Media Personality and Fan Community: A Study in Modern Communication and Culture
Roberts, C. (2000) Media Personality and Fan Community: A Study in Modern Communication and Culture, no. 363.
This study examines the relations between the media personalities and their audiences. Its broad interest is with the implications for contemporary social experience of the fact that modern communication and culture involve mediated interaction. Its focus is on broadcasting's use of personality presenters to interact with viewers and listeners and on audiences' experiences of this. This thesis explains that broadcasting has developed a personality system to relate to audiences and discusses the characteristics of this system. It considers the importance of genre in determining the type of presenter used and the significance of their personality. It is argued that an awareness of the construction of personae has undermined broadcasting's traditional personality system where sincerity is crucial. The fact that nowadays professional personalities operate as commodities in a competitive marketplace is highlighted and the role played by management companies in their careers is explored. This research project provides a case study of the media personality Phillip Schofield. His role as a presenter and his place within popular culture are elaborated. His persona is examined in detail and shown to be consistent with the discourses of broadcasting's personality system.

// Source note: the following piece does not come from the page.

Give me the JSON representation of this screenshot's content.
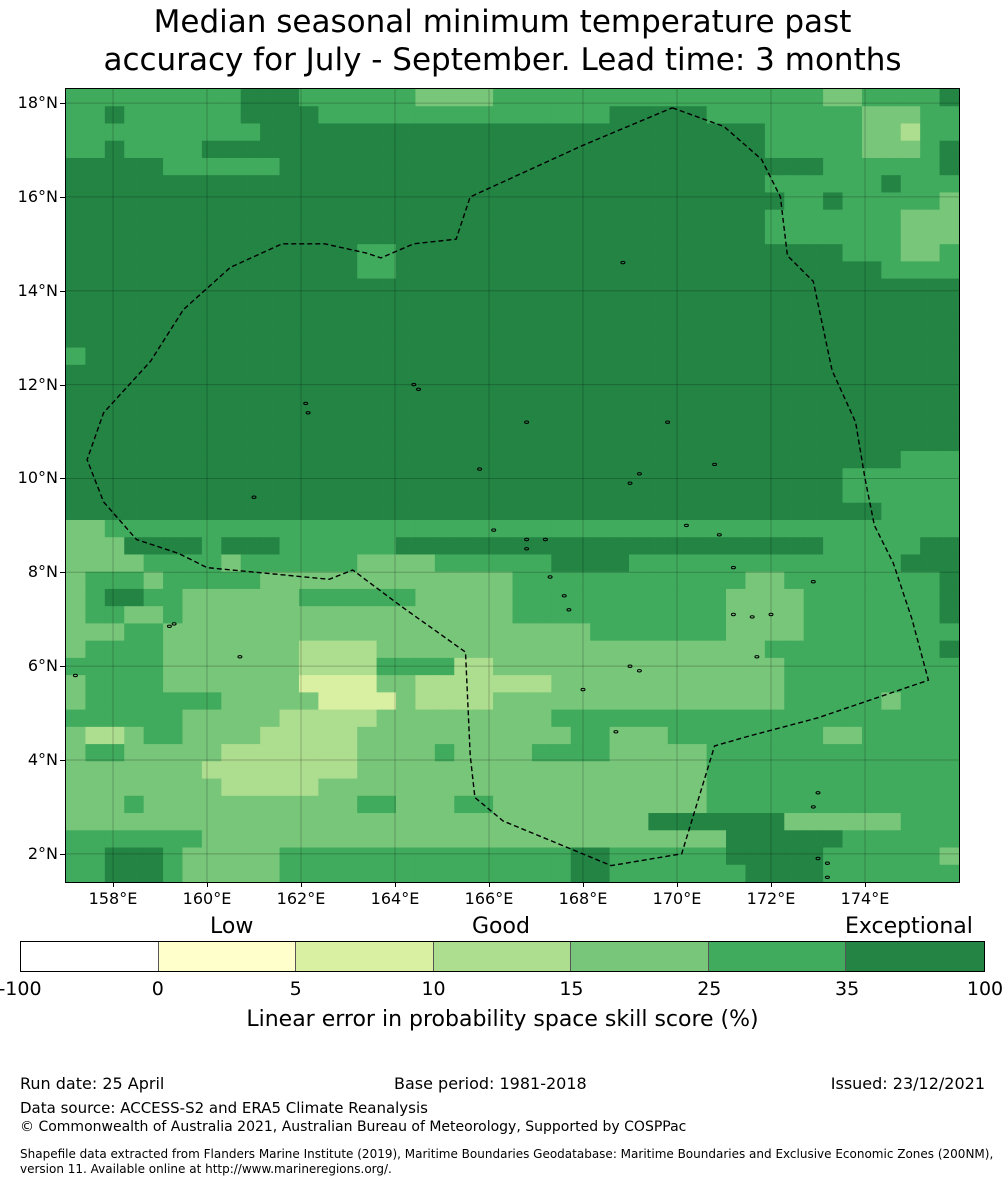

This study proceeds to investigate the consumption of the personality system. It reviews the existing literature on para-social interaction and the mediated relationships of intimacy at a distance that develop between persenters and their audiences. It contributes to this knowledge by presenting the findings from qualitative research into viewers' relationships with a media personality. This empirical study involved conducting in-depth interviews with four of Phillip Schofield's fans and spending time with the fan community these interviewees belong to. The formation of this group is outlined and the fact that sociability is an important aspect of fandom is stressed. Concentrating on the subjects' responses to Schofield, this research demonstrates that one form of fandom is rooted in the intensive cultivation of a para-social relationship.